Avery would like to see a feature on social media platforms that displays whether a piece of created information is human or AI–generated. Ghrist points to a new feature on X, formerly Twitter, that allows users to crowdsource feedback on whether a post is true or not, and also requires them to provide citations for sources that are verified for trustworthiness. While the crowdsourcing feature is not a perfect solution, it is a much better approach than others that solely rely on the platform itself. Increased cryptography in cameras would be a viable possible solution, where any picture taken from a phone can be verified as being a real picture through its metadata.

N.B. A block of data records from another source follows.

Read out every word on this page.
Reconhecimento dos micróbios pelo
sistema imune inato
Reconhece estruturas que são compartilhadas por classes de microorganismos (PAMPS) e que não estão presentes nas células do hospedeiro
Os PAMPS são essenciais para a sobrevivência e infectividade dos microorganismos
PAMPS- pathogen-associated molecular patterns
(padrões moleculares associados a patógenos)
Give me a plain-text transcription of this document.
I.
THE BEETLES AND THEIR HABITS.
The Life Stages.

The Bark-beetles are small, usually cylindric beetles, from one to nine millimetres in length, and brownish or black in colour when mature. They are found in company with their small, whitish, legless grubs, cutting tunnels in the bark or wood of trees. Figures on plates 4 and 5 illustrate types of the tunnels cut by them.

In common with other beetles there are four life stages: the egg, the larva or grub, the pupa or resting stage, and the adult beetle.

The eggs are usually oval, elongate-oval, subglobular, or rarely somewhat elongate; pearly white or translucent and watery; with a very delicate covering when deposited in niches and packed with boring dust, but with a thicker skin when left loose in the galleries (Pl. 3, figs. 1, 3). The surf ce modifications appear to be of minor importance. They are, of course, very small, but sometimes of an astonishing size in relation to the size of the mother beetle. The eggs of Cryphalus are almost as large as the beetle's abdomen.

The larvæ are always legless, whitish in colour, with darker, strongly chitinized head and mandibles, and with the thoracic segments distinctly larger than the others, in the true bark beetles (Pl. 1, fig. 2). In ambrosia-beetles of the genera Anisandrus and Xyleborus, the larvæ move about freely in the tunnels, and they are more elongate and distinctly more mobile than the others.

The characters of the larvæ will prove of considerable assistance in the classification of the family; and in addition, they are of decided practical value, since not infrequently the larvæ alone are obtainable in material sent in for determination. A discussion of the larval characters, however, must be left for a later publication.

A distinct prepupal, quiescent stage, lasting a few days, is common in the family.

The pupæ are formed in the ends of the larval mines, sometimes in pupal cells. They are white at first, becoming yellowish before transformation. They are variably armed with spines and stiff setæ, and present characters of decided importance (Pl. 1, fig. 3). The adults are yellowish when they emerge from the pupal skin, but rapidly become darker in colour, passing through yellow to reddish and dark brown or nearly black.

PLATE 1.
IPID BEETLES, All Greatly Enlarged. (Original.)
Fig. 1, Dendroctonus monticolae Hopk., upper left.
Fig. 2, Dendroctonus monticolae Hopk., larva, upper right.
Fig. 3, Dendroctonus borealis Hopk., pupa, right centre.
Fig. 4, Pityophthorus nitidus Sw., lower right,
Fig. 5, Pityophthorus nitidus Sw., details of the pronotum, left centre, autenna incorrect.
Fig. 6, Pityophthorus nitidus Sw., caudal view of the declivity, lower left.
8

In the meantime, since deepfakes are often used to impersonate family and friends in scams, Ghrist recommends having a safe phrase among family members that is not written down anywhere and can be used to identify the identity of the person sending a message.




As the story of generative AI continues to unfold, each platform can independently experiment with solutions and allow them to evolve in parallel, enabling tech companies to determine which strategies work best. Ghrist predicts that the separation of social media platforms will be a valuable asset in teaching online communities how to respond to deepfakes. 

With all of the public attention that AI deepfakes have been garnering, Coglianese acknowledges that lawmakers' perceptions about AI misuse could influence their views on AI as a whole. Similar to how environmental regulation is often affected by lawmakers’ individual beliefs about the environment, Coglianese points out that the predispositions of lawmakers against AI could affect the shape of AI legislation and politics.

With regards to the public sphere, Ghrist agrees that AI misuse on social media will likely elicit negative responses against generative AI as a whole, citing previous instances of panic regarding video games and rock and roll as examples. While he is “absolutely worried” that the prevalence of deepfakes may erode popular trust in AI, he also believes that, just like video games and rock and roll, public perceptions will eventually come around and “recognize that there’s a lot of good” in AI alongside the “potential for bad.”

“The general principle that affects how I order my life, how I do all kinds of things, including my job, is that I believe that adults should be as free as possible within the limits of society,” Ghrist says. There is a shared responsibility not to hurt others and to protect those who are not adults yet. But, for college students and older, Ghrist believes that they are capable of making their own choices about how to engage with technology and live their lives, subject to laws.

“Given the finite amount of resources that we have with respect to education and control, I think the best use of those resources is to teach people, especially young people, how to be wise, how to be responsible, and how to live in society,” Ghrist states. “You teach those core principles, and then no matter what tech gets developed, you’ve got the foundation and the basis for being able to handle it.”

A self–described “geek when it comes to generative AI,” Ghrist is earnest about AI’s potential, pointing out capabilities like automating “drudge–type” work, like writing corporate memos or saving human lives by assisting with drug discoveries. He recalls his job as an early college student where he used to spend hours feeding magnetic tapes into a bank’s mainframe computer. Now, he owns a flash drive that does that for him, a solution that’s a “billion times better and costs about 15 bucks.”

“I am envious of you and your young readers because you’re going to live in an exciting, exciting world,” Ghrist says. “My excitement is not without some trepidation for the adaptation that we’re going to have to do. But wow, I think that the things we’re seeing in generative AI is invention–of–the–printing–press–size innovation, and the world is going to change.”